You have super complex B to B to C, etc., and B to B to whatever environment. And I think in these environments we have a huge potential to simplify things compared to how we IGA traditionally.

Slávek Licehammer:
Yeah, that’s true. And this brings another challenge, with privacy protection, especially in the medical sector, where you’re treating patients, and you might have a lot of sensitive data.

Martin Kuppinger:
What is shared. Exactly. It gives us this option to say, only that part is shared in that context. You’re right.

Slávek Licehammer:
We were experimenting with on a technical level how to store provenance data to attributes, so you know the origin and you can also store how sensitive the information is and maybe even what you are legally able to do with such information.

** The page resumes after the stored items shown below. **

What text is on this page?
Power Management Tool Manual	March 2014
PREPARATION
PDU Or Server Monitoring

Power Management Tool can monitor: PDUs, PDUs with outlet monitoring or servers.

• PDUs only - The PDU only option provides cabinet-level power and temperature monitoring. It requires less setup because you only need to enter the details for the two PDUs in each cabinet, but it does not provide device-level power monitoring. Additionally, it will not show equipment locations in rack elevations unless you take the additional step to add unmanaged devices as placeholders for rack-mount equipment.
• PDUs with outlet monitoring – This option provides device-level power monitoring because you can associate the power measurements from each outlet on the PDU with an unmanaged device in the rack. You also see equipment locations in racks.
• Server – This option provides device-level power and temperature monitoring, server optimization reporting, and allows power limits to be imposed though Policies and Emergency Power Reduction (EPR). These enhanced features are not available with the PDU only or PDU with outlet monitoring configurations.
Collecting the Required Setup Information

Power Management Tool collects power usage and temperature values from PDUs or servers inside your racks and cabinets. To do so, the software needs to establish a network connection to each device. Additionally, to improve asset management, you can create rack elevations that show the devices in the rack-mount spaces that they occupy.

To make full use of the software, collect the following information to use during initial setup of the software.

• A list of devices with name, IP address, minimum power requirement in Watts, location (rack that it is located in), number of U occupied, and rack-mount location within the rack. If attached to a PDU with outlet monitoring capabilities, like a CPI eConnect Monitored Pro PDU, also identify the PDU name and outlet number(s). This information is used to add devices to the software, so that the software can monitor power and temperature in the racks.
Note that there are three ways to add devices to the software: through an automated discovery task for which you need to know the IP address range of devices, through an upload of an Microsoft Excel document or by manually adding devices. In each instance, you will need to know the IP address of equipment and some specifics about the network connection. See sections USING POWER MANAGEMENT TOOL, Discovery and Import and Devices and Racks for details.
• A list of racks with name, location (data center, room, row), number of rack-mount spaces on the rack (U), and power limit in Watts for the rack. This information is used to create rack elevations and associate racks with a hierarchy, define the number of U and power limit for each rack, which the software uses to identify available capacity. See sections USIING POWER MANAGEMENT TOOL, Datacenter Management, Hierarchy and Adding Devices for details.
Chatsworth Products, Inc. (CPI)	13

And to use this within IGA to put automatic rules to process that and maybe even let users affect these rules and put really users into control of his or her personal data.

Martin Kuppinger:
Okay. Thank you very much for sharing your thoughts on that aspect of the future of digital identity. I think there’s so many things going on and decentralized or distributed identities, or self-sovereign identities surely are important topics. So thank you very much for taking the time.

Slávek Licehammer:
Thank you very much for this nice little talk.